Assume $j \in \mathbb{F}_p$ is the $j$-invariant of a curve $E/\mathbb{F}_p$. The modular polynomial $\Phi_l(T,S)$ is such that the roots of $\Phi_l(T,j)$ are the $j$-invariants of curves $l$-isogenous to $E$, but apparently there are cases where this doesn't work, like if the $j$-invariant turns out to be $0$ or $1728$, or if the $j$-invariant comes from a supersingular curve. How do I know if the a $j$-invariant is supersingular?

Answer 1

Too long for a comment, I think I have a way to make sense to OP's question:

Let $E/\Bbb{F}_p$ be non-supersingular such that $E$ is not isogeneous to a curve with $j\in 0,1728$ (ie. $(End(E)\otimes_\Bbb{Z}\Bbb{Q})_{tors}^\times = \pm 1$ and $End(E)$ is an order in an imaginary quadratic field), together with an isogeny $f:E\to E_2$, of degree $l$, with $E_2/\Bbb{F}_p$,

where $f$ is defined over an extension $\Bbb{F}_{p^n}$ with possibly $n> 1$.
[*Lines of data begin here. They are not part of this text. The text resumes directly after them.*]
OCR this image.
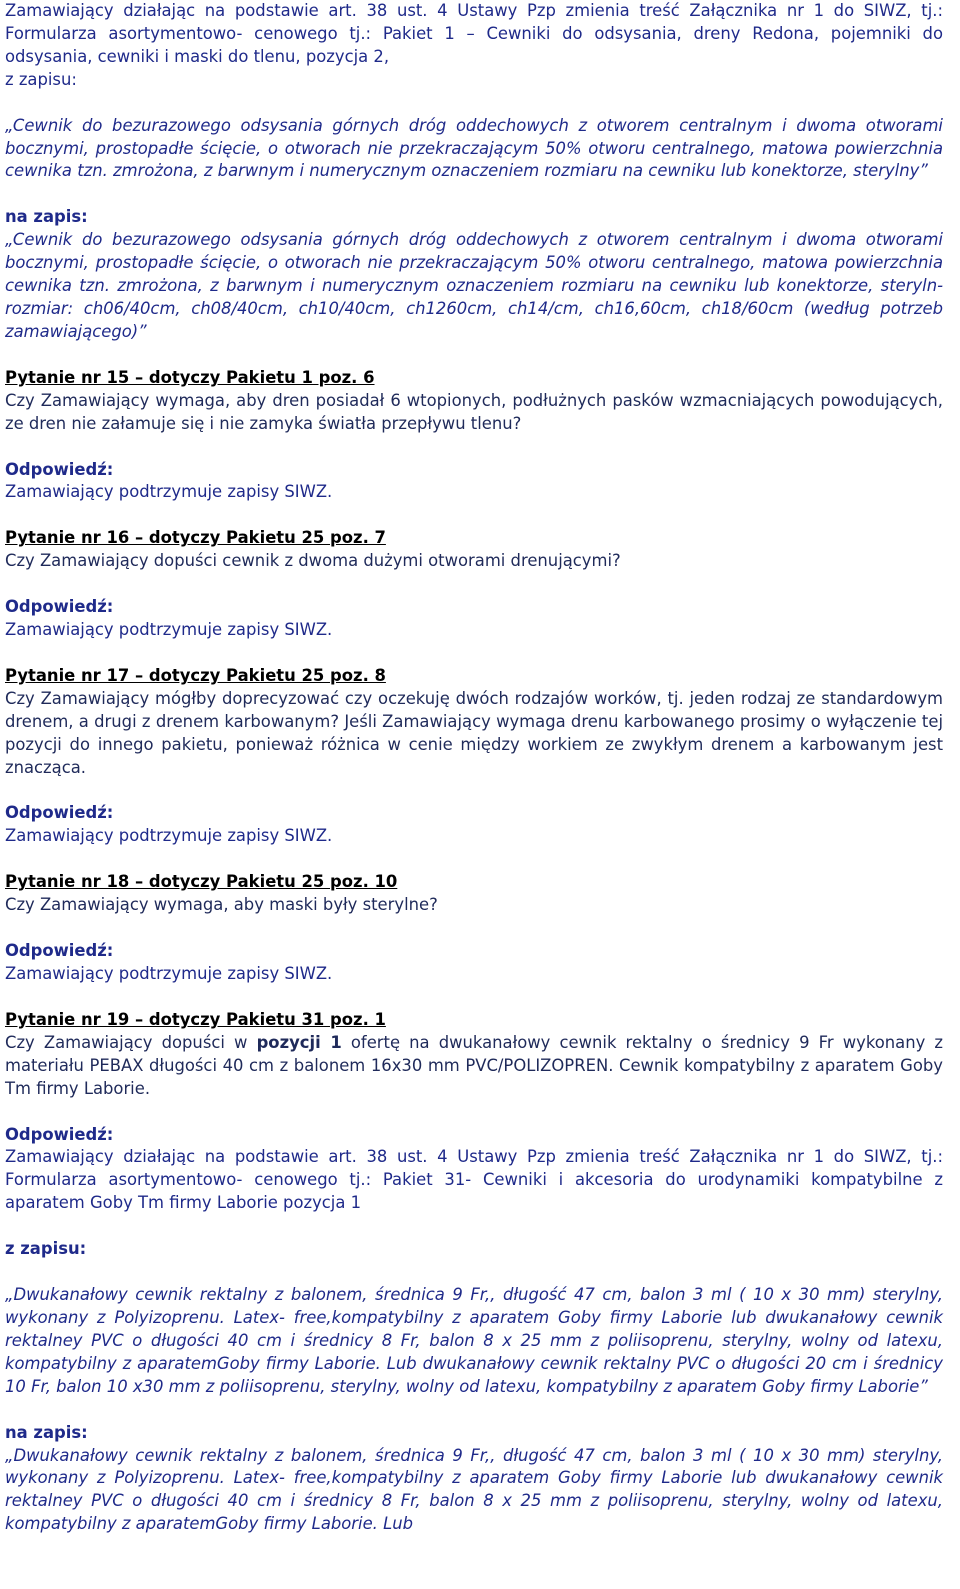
Zamawiający działając na podstawie art. 38 ust. 4 Ustawy Pzp zmienia treść Załącznika nr 1 do SIWZ, tj.: Formularza asortymentowo- cenowego tj.: Pakiet 1 – Cewniki do odsysania, dreny Redona, pojemniki do odsysania, cewniki i maski do tlenu, pozycja 2,

z zapisu:

„Cewnik do bezurazowego odsysania górnych dróg oddechowych z otworem centralnym i dwoma otworami bocznymi, prostopadłe ścięcie, o otworach nie przekraczającym 50% otworu centralnego, matowa powierzchnia cewnika tzn. zmrożona, z barwnym i numerycznym oznaczeniem rozmiaru na cewniku lub konektorze, sterylny”

na zapis:

„Cewnik do bezurazowego odsysania górnych dróg oddechowych z otworem centralnym i dwoma otworami bocznymi, prostopadłe ścięcie, o otworach nie przekraczającym 50% otworu centralnego, matowa powierzchnia cewnika tzn. zmrożona, z barwnym i numerycznym oznaczeniem rozmiaru na cewniku lub konektorze, steryln- rozmiar: ch06/40cm, ch08/40cm, ch10/40cm, ch1260cm, ch14/cm, ch16,60cm, ch18/60cm (według potrzeb zamawiającego)”

Pytanie nr 15 – dotyczy Pakietu 1 poz. 6

Czy Zamawiający wymaga, aby dren posiadał 6 wtopionych, podłużnych pasków wzmacniających powodujących, ze dren nie załamuje się i nie zamyka światła przepływu tlenu?

Odpowiedź:

Zamawiający podtrzymuje zapisy SIWZ.

Pytanie nr 16 – dotyczy Pakietu 25 poz. 7

Czy Zamawiający dopuści cewnik z dwoma dużymi otworami drenującymi?

Odpowiedź:

Zamawiający podtrzymuje zapisy SIWZ.

Pytanie nr 17 – dotyczy Pakietu 25 poz. 8

Czy Zamawiający mógłby doprecyzować czy oczekuję dwóch rodzajów worków, tj. jeden rodzaj ze standardowym drenem, a drugi z drenem karbowanym? Jeśli Zamawiający wymaga drenu karbowanego prosimy o wyłączenie tej pozycji do innego pakietu, ponieważ różnica w cenie między workiem ze zwykłym drenem a karbowanym jest znacząca.

Odpowiedź:

Zamawiający podtrzymuje zapisy SIWZ.

Pytanie nr 18 – dotyczy Pakietu 25 poz. 10

Czy Zamawiający wymaga, aby maski były sterylne?

Odpowiedź:

Zamawiający podtrzymuje zapisy SIWZ.

Pytanie nr 19 – dotyczy Pakietu 31 poz. 1

Czy Zamawiający dopuści w pozycji 1 ofertę na dwukanałowy cewnik rektalny o średnicy 9 Fr wykonany z materiału PEBAX długości 40 cm z balonem 16x30 mm PVC/POLIZOPREN. Cewnik kompatybilny z aparatem Goby Tm firmy Laborie.

Odpowiedź:

Zamawiający działając na podstawie art. 38 ust. 4 Ustawy Pzp zmienia treść Załącznika nr 1 do SIWZ, tj.: Formularza asortymentowo- cenowego tj.: Pakiet 31- Cewniki i akcesoria do urodynamiki kompatybilne z aparatem Goby Tm firmy Laborie pozycja 1

z zapisu:

„Dwukanałowy cewnik rektalny z balonem, średnica 9 Fr,, długość 47 cm, balon 3 ml ( 10 x 30 mm) sterylny, wykonany z Polyizoprenu. Latex- free,kompatybilny z aparatem Goby firmy Laborie lub dwukanałowy cewnik rektalney PVC o długości 40 cm i średnicy 8 Fr, balon 8 x 25 mm z poliisoprenu, sterylny, wolny od latexu, kompatybilny z aparatemGoby firmy Laborie. Lub dwukanałowy cewnik rektalny PVC o długości 20 cm i średnicy 10 Fr, balon 10 x30 mm z poliisoprenu, sterylny, wolny od latexu, kompatybilny z aparatem Goby firmy Laborie”

na zapis:

„Dwukanałowy cewnik rektalny z balonem, średnica 9 Fr,, długość 47 cm, balon 3 ml ( 10 x 30 mm) sterylny, wykonany z Polyizoprenu. Latex- free,kompatybilny z aparatem Goby firmy Laborie lub dwukanałowy cewnik rektalney PVC o długości 40 cm i średnicy 8 Fr, balon 8 x 25 mm z poliisoprenu, sterylny, wolny od latexu, kompatybilny z aparatemGoby firmy Laborie. Lub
From the assumptions the Frobenius and the dual isogeny satisfiy $$\phi_{E_2}^n f=f\phi_{E}^n,\qquad f^* f=[l]$$

Observe that $f^*\phi_{E_2} f\in End(E)$ satisfies $$(f^*\phi_{E_2} f)^n=[l^{n-1}]f^*\phi_{E_2}^n f= [l^{n-1}]f^* f \phi_{E}^n= [l^n]\phi_{E}^n=([l] \phi_{E})^n$$

Whence $$f^*\phi_{E_2} f= u [l] \phi_{E}= u f^* f\phi_E$$ for some $u\in (End(E)\otimes_\Bbb{Z}\Bbb{Q})_{tors}^\times$, which must be $u=\pm 1$.

• If $u=1$ then "the" Frobenius commutes with $f$ so that $f$ is defined over $\Bbb{F}_p$.

• If $u=-1$ then let $h$ be the isomorphism (defined over $\Bbb{F}_{p^2}$) from $E_2$ to its quadratic twist $E_3/\Bbb{F}_p$ (so that $j(E_2)=j(E_3)$).

  We get that $$ \phi_{E_3}hf=-h\phi_{E_2}f=hf\phi_{E}$$ so that "the" Frobenius commutes with $hf$ which is defined over $\Bbb{F}_p$.

Therefore, when $p\nmid l$ the roots $\in \Bbb{F}_p$ of $\Phi_l(T,j(E))\in \Bbb{F}_p[T]$ are exactly the $j(C)$ such that there is an isogeny $E\to C$ of degree $l$ defined over $\Bbb{F}_p$.